Javanese folklore figure

Cindelaras is a character from East Javanese folklore. His main story involves his mother giving birth to him in the forest, his finding a strong rooster he raises to take part in cockfighting, and finally reuniting with his father, the king.

== Summary ==
Prince Cindelaras was the son of Raden Putra. His mother was exiled from Janggala Kingdom because she was blamed for the poisoning of the king's concubine. Later, she gave birth to a young boy named Cindelaras. One day, Cinderalas found an egg that had been dropped by an eagle. He took care of the egg that hatched to become a mythical talking rooster. The rooster told Cinderalas about his father, a king of Janggala Kingdom, Raden Putra. Cindelaras then went to the palace with his magic chicken to meet his father. There he found that many people like cockfighting, and signed up his chickens to compete. It killed all the other roosters in a cockfight.

When the king heard the news, he challenged Cindelaras to another cockfight. When Cindelaras's rooster won, it started talking about Raden Putra being Cindelaras's father. Raden Putra was shocked to discover this and picked up the queen from the forest where she was exiled. They lived happily together. The concubine was imprisoned (some sources say the concubine went into exile due to embarrassment).

== Variants ==
In an Indonesian tale titled Panji Lara's Rooster, translated to Russian as "Петух Панджи Лараса" ("The Rooster of Panji Laras"), raja Prabu Joyo Kusumo has many wives, and dotes on the youngest one, the most beautiful, but not one of noble origin. The beautiful co-wife, jealous of her elder rival, feigns illness and claims that the eldest queen poisoned her. The raja beats the elder queen and orders the vizir to take her to the forest, kill her and bring back proof of his deed. The vizier spares the queen, but takes out her eyes to present them to the raja, and orders his two slaves, Putro Kenchono and Setunto, to protect her. The three live in a hut in the forest, and the queen gives birth to a son whom they name Panji Laras ("the prince born in the forest"). One day, he sees a kite carrying something in its claws and dropping it. Panji Laras notices it is an egg which hatches a chick. The boy raises the bird until it becomes a rooster, which crows to Panji Laras. The boy wants to test the rooster's strength and asks his mother if he can join a cockfighting competition in another village of Revnya. Panji Laras's rooster beats the other fighting birds, and news of his successes reaches the ears of the raja, who wishes to see the boy's rooster in action. The raja meets the youth, with whom he feels a strange connection, and they make a bet on their respective birds. Panji Laras's rooster defeats and kills the raja's rooster. The raja is intrigued by the boy and asks him about his origins: he says his name is Panji Laras and he lives in the forest. The monarch sees the boy's two slaves and recognizes their faces: they are the vizier's two slaves. The vizier, fearing for his life, kneels and reveals the whole truth to the raja. The man is happy that Panji Laras is his son and his elder queen is alive. Panji Laras then takes his mother's eyes from a hidden spot and marches with a royal retinue to his forest hut. Once there, the blind queen is greeted by her son, who restores her sight, and the raja, her husband. The raja returns with his elder queen and his son Panji Laras, and banishes the younger queen.
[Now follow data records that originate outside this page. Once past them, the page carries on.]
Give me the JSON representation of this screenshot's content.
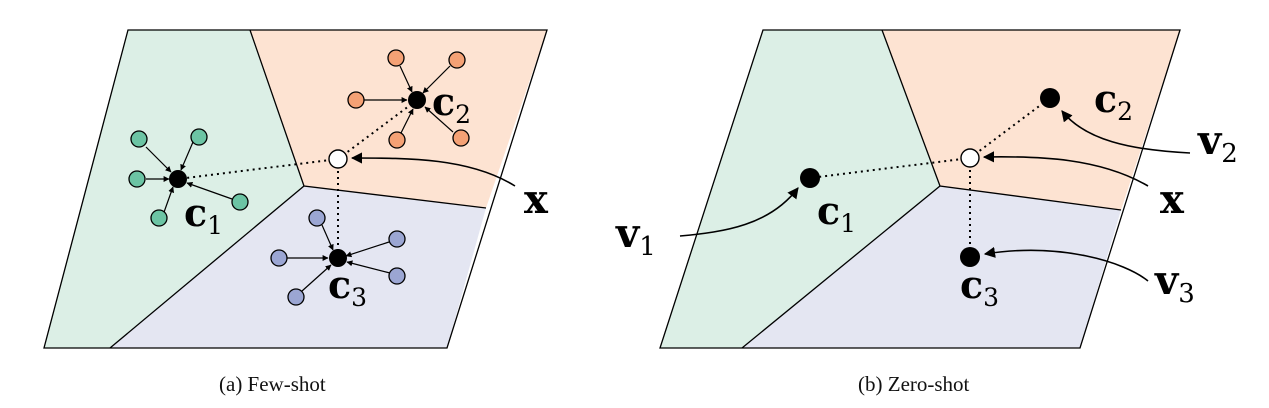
{
  "figure": {
    "panels": [
      {
        "id": "a",
        "caption": "(a) Few-shot",
        "regions": [
          "green",
          "orange",
          "blue"
        ],
        "prototypes": [
          {
            "label": "c",
            "sub": "1",
            "cls": "green"
          },
          {
            "label": "c",
            "sub": "2",
            "cls": "orange"
          },
          {
            "label": "c",
            "sub": "3",
            "cls": "blue"
          }
        ],
        "query": {
          "label": "x"
        },
        "support_points_per_class": 5
      },
      {
        "id": "b",
        "caption": "(b) Zero-shot",
        "regions": [
          "green",
          "orange",
          "blue"
        ],
        "prototypes": [
          {
            "label": "c",
            "sub": "1",
            "cls": "green"
          },
          {
            "label": "c",
            "sub": "2",
            "cls": "orange"
          },
          {
            "label": "c",
            "sub": "3",
            "cls": "blue"
          }
        ],
        "query": {
          "label": "x"
        },
        "class_vectors": [
          {
            "label": "v",
            "sub": "1"
          },
          {
            "label": "v",
            "sub": "2"
          },
          {
            "label": "v",
            "sub": "3"
          }
        ]
      }
    ]
  },
  "colors": {
    "green_region": "#dcefe6",
    "orange_region": "#fde3d2",
    "blue_region": "#e4e6f2",
    "green_point": "#6cc4a4",
    "orange_point": "#f4a175",
    "blue_point": "#9ba6d3",
    "ink": "#000000"
  }
}
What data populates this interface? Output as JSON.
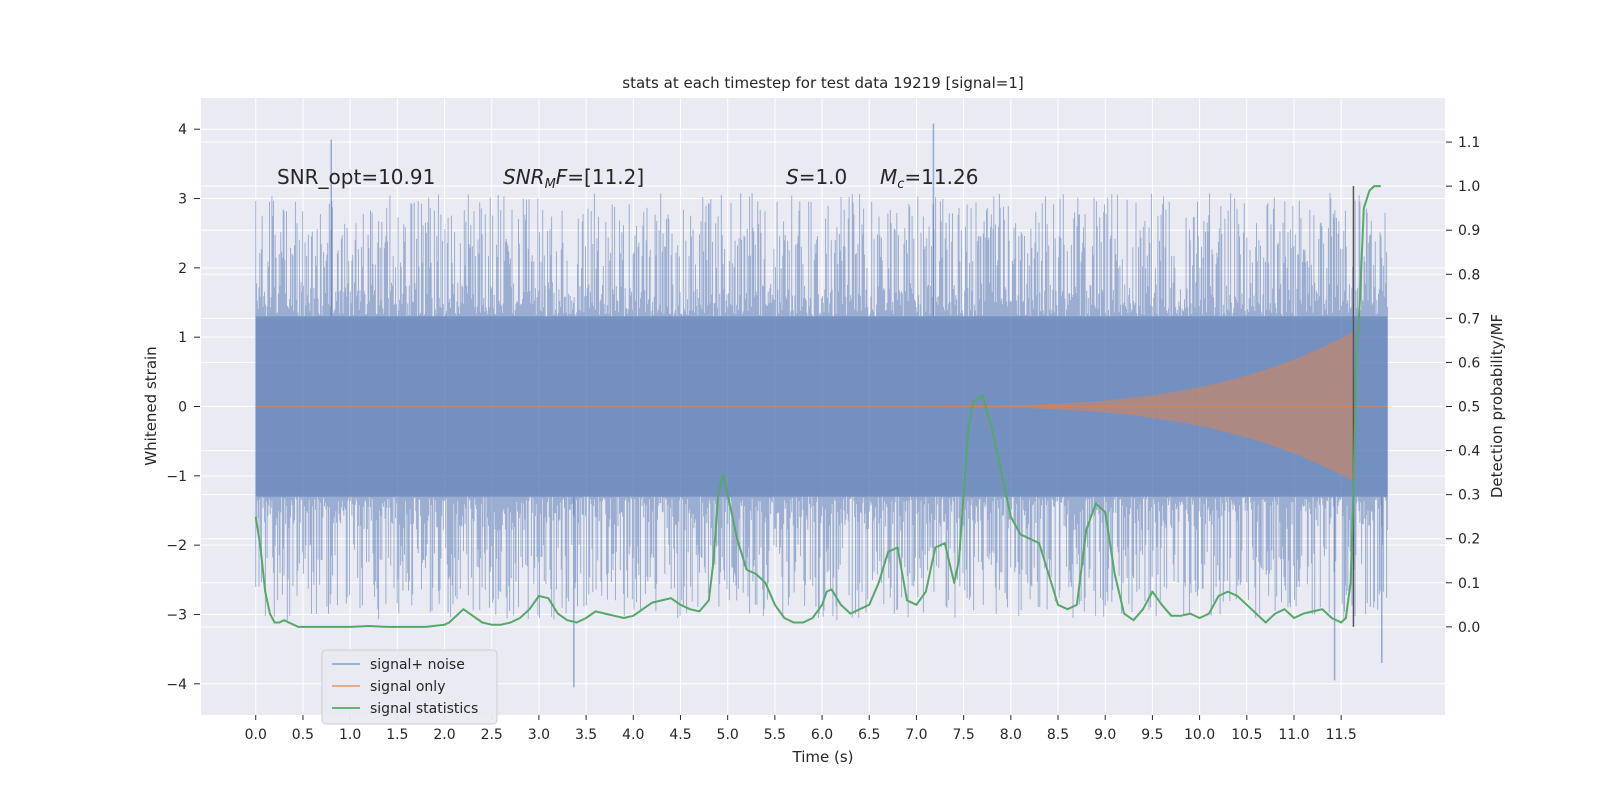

In another tale, titled The Cock of Panji Laras, the son of a rajah of Banten moves out to the forest, meets a beautiful girl and marries her. Two months before she gives birth to their child, the prince learns that his father is ill and returns to Banten to assume the throne. As for this wife, while she is still pregnant, a bird flies overhead and drops a wounded chick on her lap. The girl gives birth to a son named Panji Laras, and she nurses the wounded little bird. Panji Laras grows up, and the chick becomes a mighty rooster that the boy uses in many cockfighting battles. His father, the new king of Banten, who is addicted to cockfighting, sets up a battle between their respective birds. Panji Laras's rooster comes out the victor, and the king discovers he is his son. The king reunites with his wife and child.